We have a non-secular equivalent: marriage. And if civil unions are genuinely identical....why the need for them?
Simple: they aren't equal. Which is the point. Separate but equal has a lousy track record. If marriage and civil unions were genuinely identical there would be no need for the distinction.
Your solution is complicated, pointless, duplicitous, and completely unnecessary. Which is why weren't not using it.
Yeah, it only honors that 1st Amendment thingy....you know " Congress shall make no law respecting an establishment of religion, or prohibiting the free exercise thereof;"....which is exactly what they did when they got their butts involved in the religious rite of marriage. (I have been getting a giggle over your obvious confusion over a "rite" and a "right"). According to your own words, the 14th Amendment makes the 1st Amendment binding on the States...so there ya go.

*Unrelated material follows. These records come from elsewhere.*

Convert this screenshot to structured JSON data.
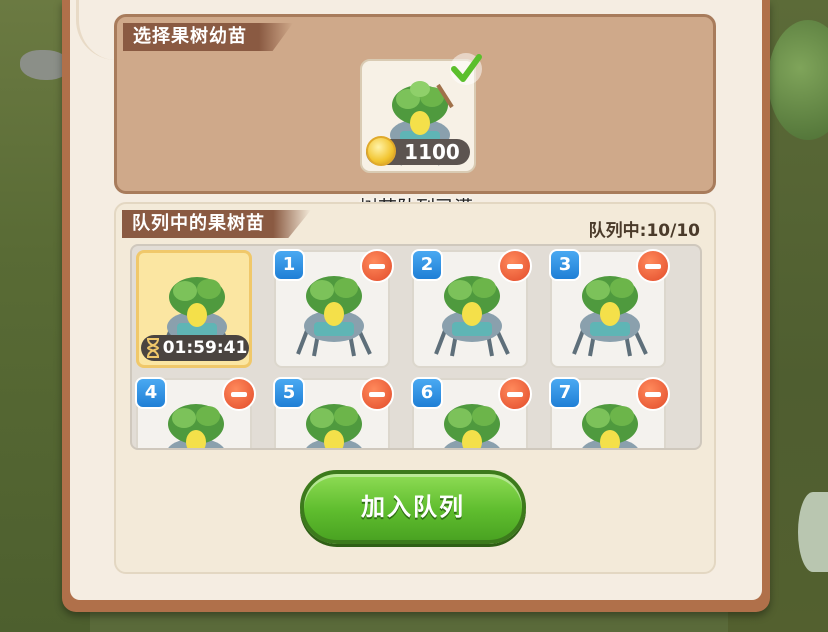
{
  "select_section": {
    "title": "选择果树幼苗",
    "selected_item": {
      "price": "1100",
      "price_icon": "coin-icon",
      "selected_icon": "check-icon"
    }
  },
  "notice": "树苗队列已满",
  "queue_section": {
    "title": "队列中的果树苗",
    "count_label": "队列中:10/10",
    "active_slot": {
      "timer": "01:59:41",
      "timer_icon": "hourglass-icon"
    },
    "slots": [
      {
        "number": "1"
      },
      {
        "number": "2"
      },
      {
        "number": "3"
      },
      {
        "number": "4"
      },
      {
        "number": "5"
      },
      {
        "number": "6"
      },
      {
        "number": "7"
      }
    ]
  },
  "add_button_label": "加入队列",
  "colors": {
    "accent_green": "#5fbd2e",
    "badge_blue": "#1f7fd6",
    "remove_red": "#e24b2a",
    "title_brown": "#8a5a42"
  }
}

This entire debate....and all the division, ugliness and bullshit it has caused and still is causing...is what is pointless and could have been easily avoided by simply giving civil unions the same legal rights as marriage. But that's what big government does to protect us...they over-complicate things to the point where we are at each other's throats.

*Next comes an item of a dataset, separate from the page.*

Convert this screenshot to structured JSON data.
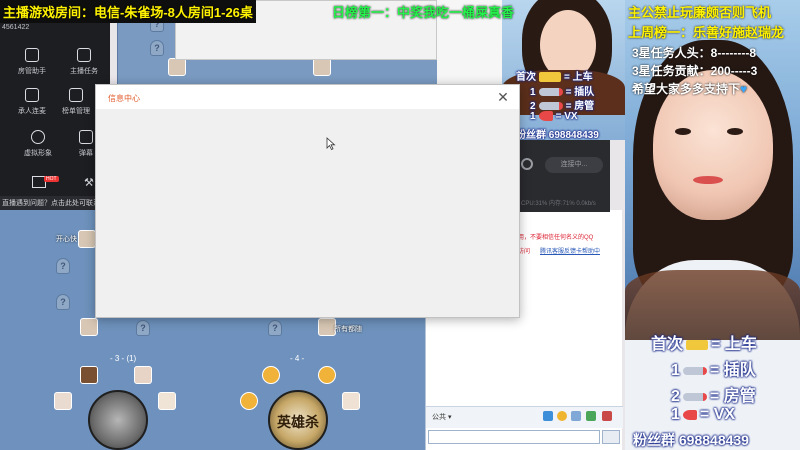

Well Civil Unions didn't work. After all, who complained the most about not being able to get married? The people in California who had civil unions.
The Civil Unions didn't work because they weren't identical. Again, your argument is inherently self defeating. As if Civil Unions were genuinely identical to marriage....then there's need for Civil Unions. As marriage is identical to it. Thus, the secular equivalent of marriage....is marriage.
Its only when Civil Unions are NOT equal that your argument works. And of course, that inequality dooms Civil Unions just as thoroughly.
This has less to do with happiness, equal rights, or even government benefits. What this really has to do with is rejection. Some gays have always felt rejection of society no matter what we changed for them in the past. In their minds, if they can force marriage upon society, then it makes them feel like society accepts them better. There is no truth to that of course, but that's how they think.
It has to do with equal rights and equal benefits. With same sex couples demanding (and realizing) their marriages be treated equally under the law to opposite sex marriages.
Let me put it this way: if there were no such thing as marriage in our country, would the gays be any less happier today not being married? Of course not. The only real reason they wanted to be married in the first place is because normal people were able to.
If there were no marriage in this country then there would be no benefits associated with marriage. Legally, people could never become family to one another outside of adoption or direct relation. Marriage provides a legal way to do this. Allowing a couple (same sex or opposite sex) to become family to one another. And to enjoy all the rights and priveledges associated with that legal connection.
Given that this legal capacity does exist, of course same sex couples would want access to it.
Besides the fact that Civil Unions didn't entail the invasion of normal people's marriage, what is the difference? What could married people do that others in civil unions couldn't do that a good lawyer could straighten out?
And here we go.....right back down to government benefits. It seems that was the courts main issue--not the problem of being right or wrong. And speaking of rights, it's those government goodies that made marriage a right as well; not that I agree with it of course because single people don't have those government benefits, therefore single people are being denied rights.
But even if we got rid of government benefits in marriage--all benefits, how much would you bet that gays would still be complaining that they couldn't get married?